Elan hiçbir partiyle ilgim yok.
Tabii ki, parti içinde geçen günlerimiz bize yeni tecrübeler kazandırdı.
En önemlisi “etraf”ın bir davayı nasıl harabata çevirdiğini gördük.
İlk toplantıda bunu fark ettim.
Bunu da yazarak merhum başkana ilettim ve yayınladım.
Başlığı “lider, etraf ve teşkilat” olan yazım 2002 yılında yayınlandı. Genel kurul toplantısının üzerinden bir ay ancak geçmişti.
Başkanın etrafını sahtekârlar sarmıştı. Zaten yıllar sonra sahtekâr oldukları savruldukları yerlerden belli oluyor.
O yazımda “Teşkilatlarda “etraf” liderin en yakın çalışma arkadaşlarını ifade eder. En yakın çalışma arkadaşları hareketin ve teşkilatın görünümünü yansıtır. Teşkilatların övülmesi veya yerilmesi vitrindeki “etraf”la başlar.
Şu ifadeleri her zaman ve zeminde duymak mümkündür. Teşkilatın lideri iyi, ancak etrafındakiler yetersiz veya kötü. Böyle bir değerlendirilmeye zemin hazırlamak liderin kusurudur. Teşkilatın zayıflamasının ve başarısızlığının temel göstergesidir.

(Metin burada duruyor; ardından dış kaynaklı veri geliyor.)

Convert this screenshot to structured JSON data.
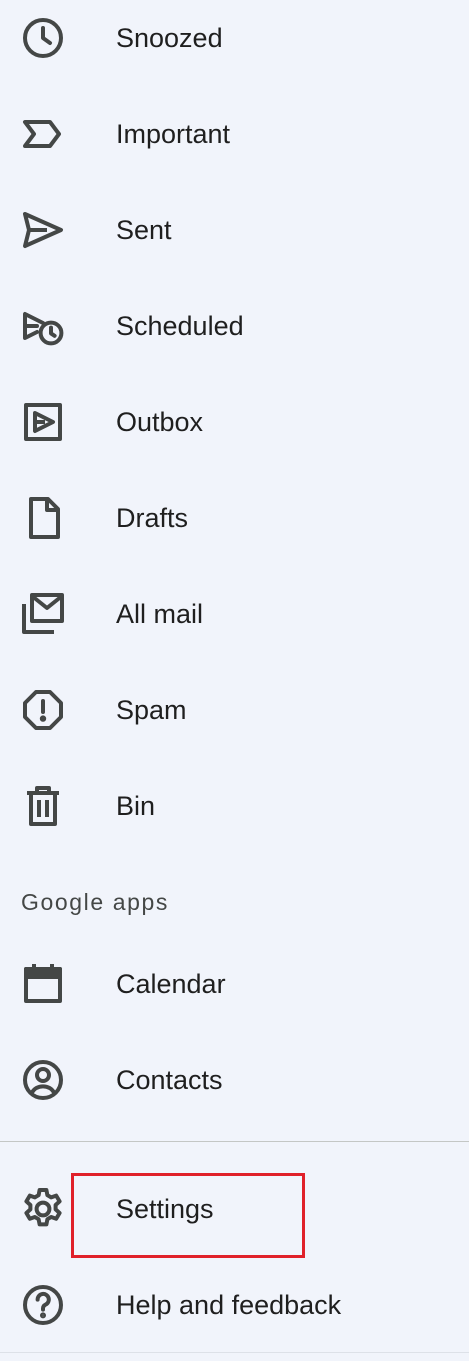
{
  "nav": {
    "items": [
      {
        "label": "Snoozed",
        "icon": "clock-icon"
      },
      {
        "label": "Important",
        "icon": "important-icon"
      },
      {
        "label": "Sent",
        "icon": "send-icon"
      },
      {
        "label": "Scheduled",
        "icon": "scheduled-send-icon"
      },
      {
        "label": "Outbox",
        "icon": "outbox-icon"
      },
      {
        "label": "Drafts",
        "icon": "draft-icon"
      },
      {
        "label": "All mail",
        "icon": "all-mail-icon"
      },
      {
        "label": "Spam",
        "icon": "spam-icon"
      },
      {
        "label": "Bin",
        "icon": "trash-icon"
      }
    ]
  },
  "google_apps": {
    "header": "Google apps",
    "items": [
      {
        "label": "Calendar",
        "icon": "calendar-icon"
      },
      {
        "label": "Contacts",
        "icon": "contacts-icon"
      }
    ]
  },
  "footer": {
    "items": [
      {
        "label": "Settings",
        "icon": "gear-icon"
      },
      {
        "label": "Help and feedback",
        "icon": "help-icon"
      }
    ]
  },
  "colors": {
    "background": "#f1f4fb",
    "icon": "#444746",
    "text": "#1f1f1f",
    "highlight": "#e0202a"
  }
}
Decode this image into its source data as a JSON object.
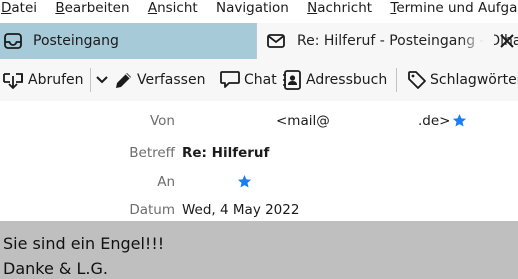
{
  "menubar": {
    "items": [
      {
        "mnemonic": "D",
        "rest": "atei"
      },
      {
        "mnemonic": "B",
        "rest": "earbeiten"
      },
      {
        "mnemonic": "A",
        "rest": "nsicht"
      },
      {
        "pre": "Navi",
        "mnemonic": "g",
        "rest": "ation"
      },
      {
        "mnemonic": "N",
        "rest": "achricht"
      },
      {
        "mnemonic": "T",
        "rest": "ermine und Aufgaben"
      }
    ]
  },
  "tabs": {
    "inbox_label": "Posteingang",
    "message_label": "Re: Hilferuf - Posteingang - Olhasso"
  },
  "toolbar": {
    "fetch_label": "Abrufen",
    "compose_label": "Verfassen",
    "chat_label": "Chat",
    "addressbook_label": "Adressbuch",
    "tags_label": "Schlagwörter"
  },
  "header": {
    "from_label": "Von",
    "from_value_start": "<mail@",
    "from_value_end": ".de>",
    "subject_label": "Betreff",
    "subject_value": "Re: Hilferuf",
    "to_label": "An",
    "date_label": "Datum",
    "date_value": "Wed, 4 May 2022"
  },
  "body": {
    "line1": "Sie sind ein Engel!!!",
    "line2": "Danke & L.G."
  },
  "colors": {
    "tabbar": "#a7cad8",
    "star": "#1c7cf3",
    "body_bg": "#bfbfbf"
  }
}
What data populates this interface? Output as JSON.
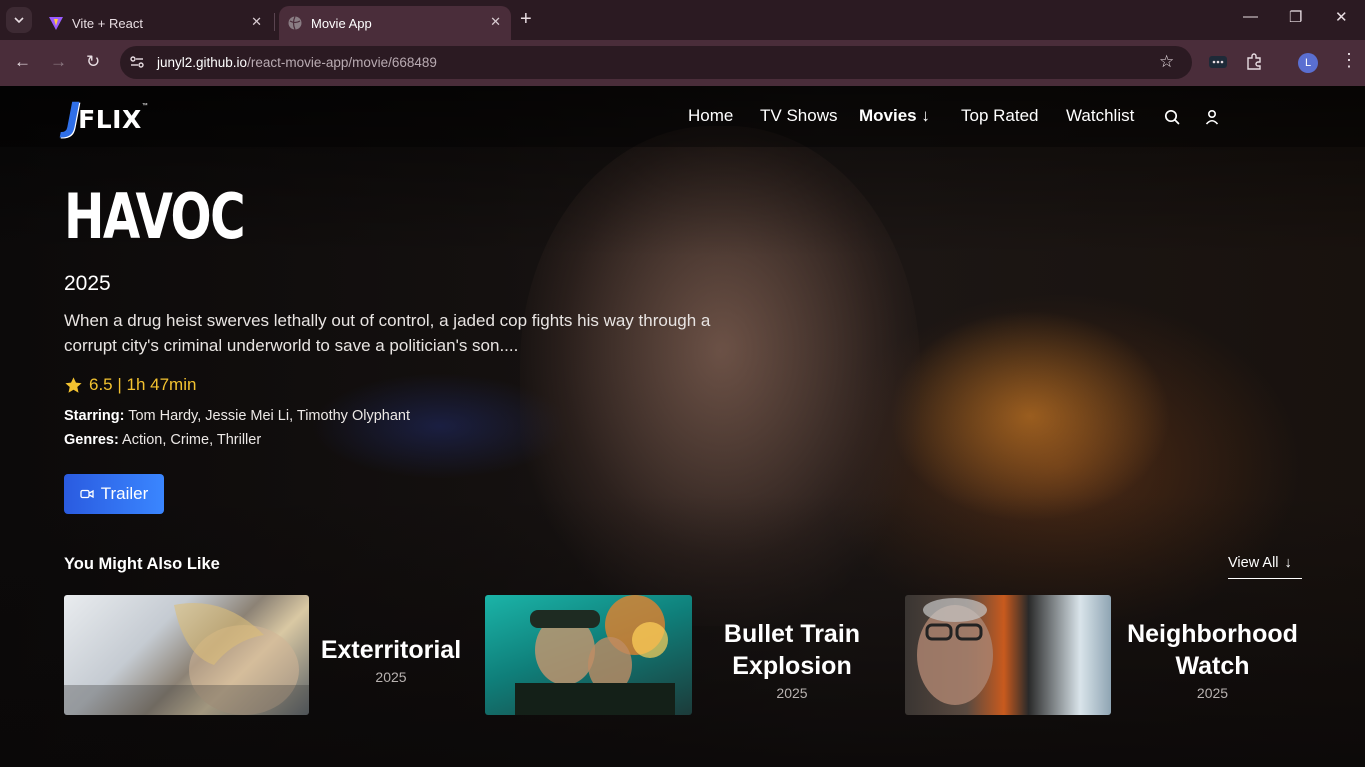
{
  "browser": {
    "tabs": [
      {
        "title": "Vite + React",
        "icon": "vite-icon",
        "active": false
      },
      {
        "title": "Movie App",
        "icon": "globe-icon",
        "active": true
      }
    ],
    "url_host": "junyl2.github.io",
    "url_path": "/react-movie-app/movie/668489",
    "profile_initial": "L"
  },
  "site": {
    "logo_letter": "J",
    "logo_text": "FLIX",
    "logo_tm": "™",
    "nav": [
      {
        "label": "Home"
      },
      {
        "label": "TV Shows"
      },
      {
        "label": "Movies ↓",
        "active": true
      },
      {
        "label": "Top Rated"
      },
      {
        "label": "Watchlist"
      }
    ]
  },
  "movie": {
    "title": "HAVOC",
    "year": "2025",
    "overview": "When a drug heist swerves lethally out of control, a jaded cop fights his way through a corrupt city's criminal underworld to save a politician's son....",
    "rating_text": "6.5 | 1h 47min",
    "starring_label": "Starring:",
    "starring": "Tom Hardy, Jessie Mei Li, Timothy Olyphant",
    "genres_label": "Genres:",
    "genres": "Action, Crime, Thriller",
    "trailer_label": "Trailer"
  },
  "recommendations": {
    "heading": "You Might Also Like",
    "view_all": "View All",
    "items": [
      {
        "title": "Exterritorial",
        "year": "2025"
      },
      {
        "title": "Bullet Train Explosion",
        "year": "2025"
      },
      {
        "title": "Neighborhood Watch",
        "year": "2025"
      }
    ]
  },
  "colors": {
    "accent": "#3a86ff",
    "rating": "#f2c230",
    "browser_frame": "#4a2d3a"
  }
}
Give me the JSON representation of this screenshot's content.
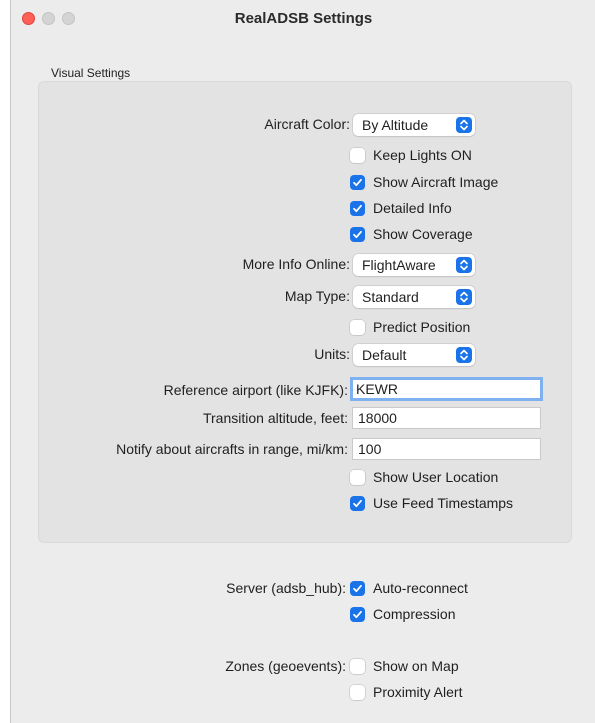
{
  "window": {
    "title": "RealADSB Settings"
  },
  "visual_settings": {
    "group_label": "Visual Settings",
    "aircraft_color": {
      "label": "Aircraft Color:",
      "value": "By Altitude"
    },
    "keep_lights_on": {
      "label": "Keep Lights ON",
      "checked": false
    },
    "show_aircraft_image": {
      "label": "Show Aircraft Image",
      "checked": true
    },
    "detailed_info": {
      "label": "Detailed Info",
      "checked": true
    },
    "show_coverage": {
      "label": "Show Coverage",
      "checked": true
    },
    "more_info_online": {
      "label": "More Info Online:",
      "value": "FlightAware"
    },
    "map_type": {
      "label": "Map Type:",
      "value": "Standard"
    },
    "predict_position": {
      "label": "Predict Position",
      "checked": false
    },
    "units": {
      "label": "Units:",
      "value": "Default"
    },
    "reference_airport": {
      "label": "Reference airport (like KJFK):",
      "value": "KEWR"
    },
    "transition_altitude": {
      "label": "Transition altitude, feet:",
      "value": "18000"
    },
    "notify_range": {
      "label": "Notify about aircrafts in range, mi/km:",
      "value": "100"
    },
    "show_user_location": {
      "label": "Show User Location",
      "checked": false
    },
    "use_feed_timestamps": {
      "label": "Use Feed Timestamps",
      "checked": true
    }
  },
  "server": {
    "label": "Server (adsb_hub):",
    "auto_reconnect": {
      "label": "Auto-reconnect",
      "checked": true
    },
    "compression": {
      "label": "Compression",
      "checked": true
    }
  },
  "zones": {
    "label": "Zones (geoevents):",
    "show_on_map": {
      "label": "Show on Map",
      "checked": false
    },
    "proximity_alert": {
      "label": "Proximity Alert",
      "checked": false
    }
  },
  "colors": {
    "accent": "#1a73e8",
    "close_button": "#fe5f57",
    "window_bg": "#ececec",
    "group_bg": "#e3e3e3"
  }
}
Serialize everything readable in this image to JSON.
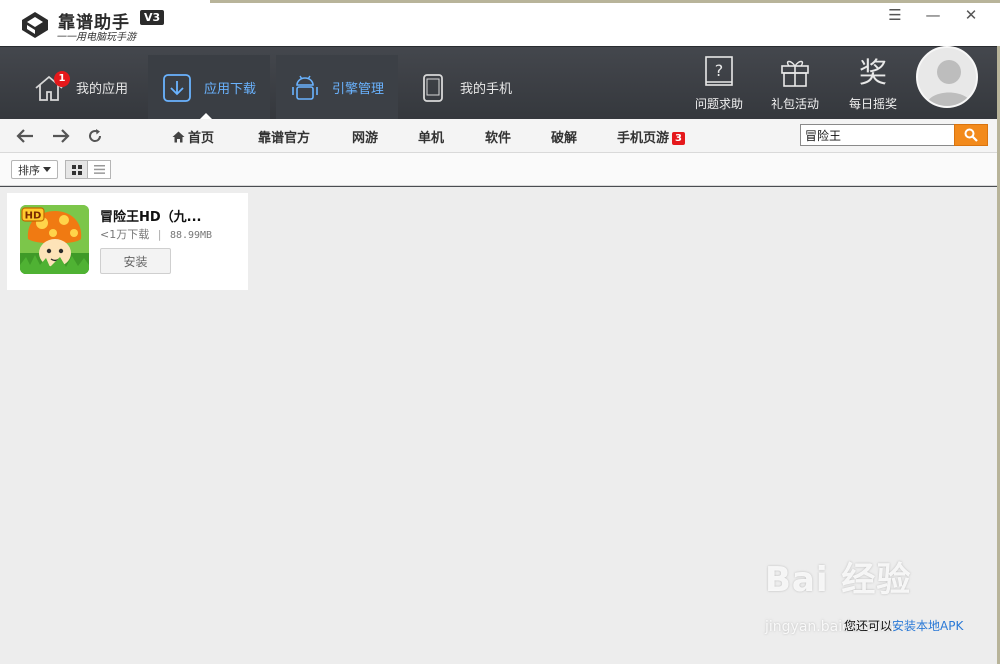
{
  "app": {
    "name": "靠谱助手",
    "version": "V3",
    "slogan": "一一用电脑玩手游"
  },
  "window_controls": [
    "☰",
    "—",
    "✕"
  ],
  "main_nav": [
    {
      "label": "我的应用",
      "icon": "home-icon",
      "badge": "1"
    },
    {
      "label": "应用下载",
      "icon": "download-icon",
      "active": true
    },
    {
      "label": "引擎管理",
      "icon": "android-icon"
    },
    {
      "label": "我的手机",
      "icon": "phone-icon"
    }
  ],
  "tools": [
    {
      "label": "问题求助",
      "icon": "help-book-icon"
    },
    {
      "label": "礼包活动",
      "icon": "gift-icon"
    },
    {
      "label": "每日摇奖",
      "icon": "lottery-icon"
    }
  ],
  "categories": [
    "首页",
    "靠谱官方",
    "网游",
    "单机",
    "软件",
    "破解",
    "手机页游"
  ],
  "mobile_web_games_badge": "3",
  "search": {
    "value": "冒险王"
  },
  "toolbar": {
    "sort_label": "排序"
  },
  "results": [
    {
      "title": "冒险王HD（九...",
      "downloads": "<1万下载",
      "size": "88.99MB",
      "install_label": "安装",
      "icon_badge": "HD"
    }
  ],
  "footer": {
    "prefix": "您还可以",
    "link": "安装本地APK"
  },
  "watermark": {
    "brand": "Bai 经验",
    "url": "jingyan.baidu.com"
  },
  "colors": {
    "accent": "#6ab3ff",
    "search_button": "#f28a1c",
    "badge": "#e5181b",
    "link": "#2a79d6"
  }
}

Ulvî amaç ve hedefler peşinde olduğunu söyleyen liderlerin inandırıcılığının göstergelerinden biri “etraf” olduğuna göre başarı için dikkatli olmak burada başlar. Teşkilatın amaç, ilke ve hedeflerini şahsında, yaşayışında ve söylemlerinde yansıtamayanların “etraf”ı oluşturması teşkilata ve başarıya darbedir.” demiş ve “ufuk açıcı olan liderliğin ehemmiyeti “etraf”ın tespitiyle başlar. Dilimizdeki “şeyh uçmaz müritler uçurur” misali “etraf” liderlikte önemli yer tutar. “Etraf” liderliği başarıya ulaştırabileceği gibi “hedefler”den saptırıcı da olabilir. Dolayısıyla “lider”lik “etraf”taki sızmaların engellenmesiyle belirginleşir. Çünkü lider teşkilatın görüntüsünü yansıtan “etraf”ını iyi belirleyemezse teşkilat “entrikacı”lar tarafından kolayca dönüştürülür.
Teşkilat uşaklar marifetiyle amaçlarından ve hedeflerinden uzaklaştırılır. Lider ve teşkilat adeta “kurbağa” gibi haşlanır.
Burada haşlanan kurbağa misalini anlatmakta etmekte fayda vardır. Malumunuzdur ki, kurbağa doğrudan doğruya kaynar suya atılırsa tepki gösterir ve kazandan kendini dışarıya atmağa çalışır. Genel olarak bu durumda kurbağa başarılı olur ve kurtulur.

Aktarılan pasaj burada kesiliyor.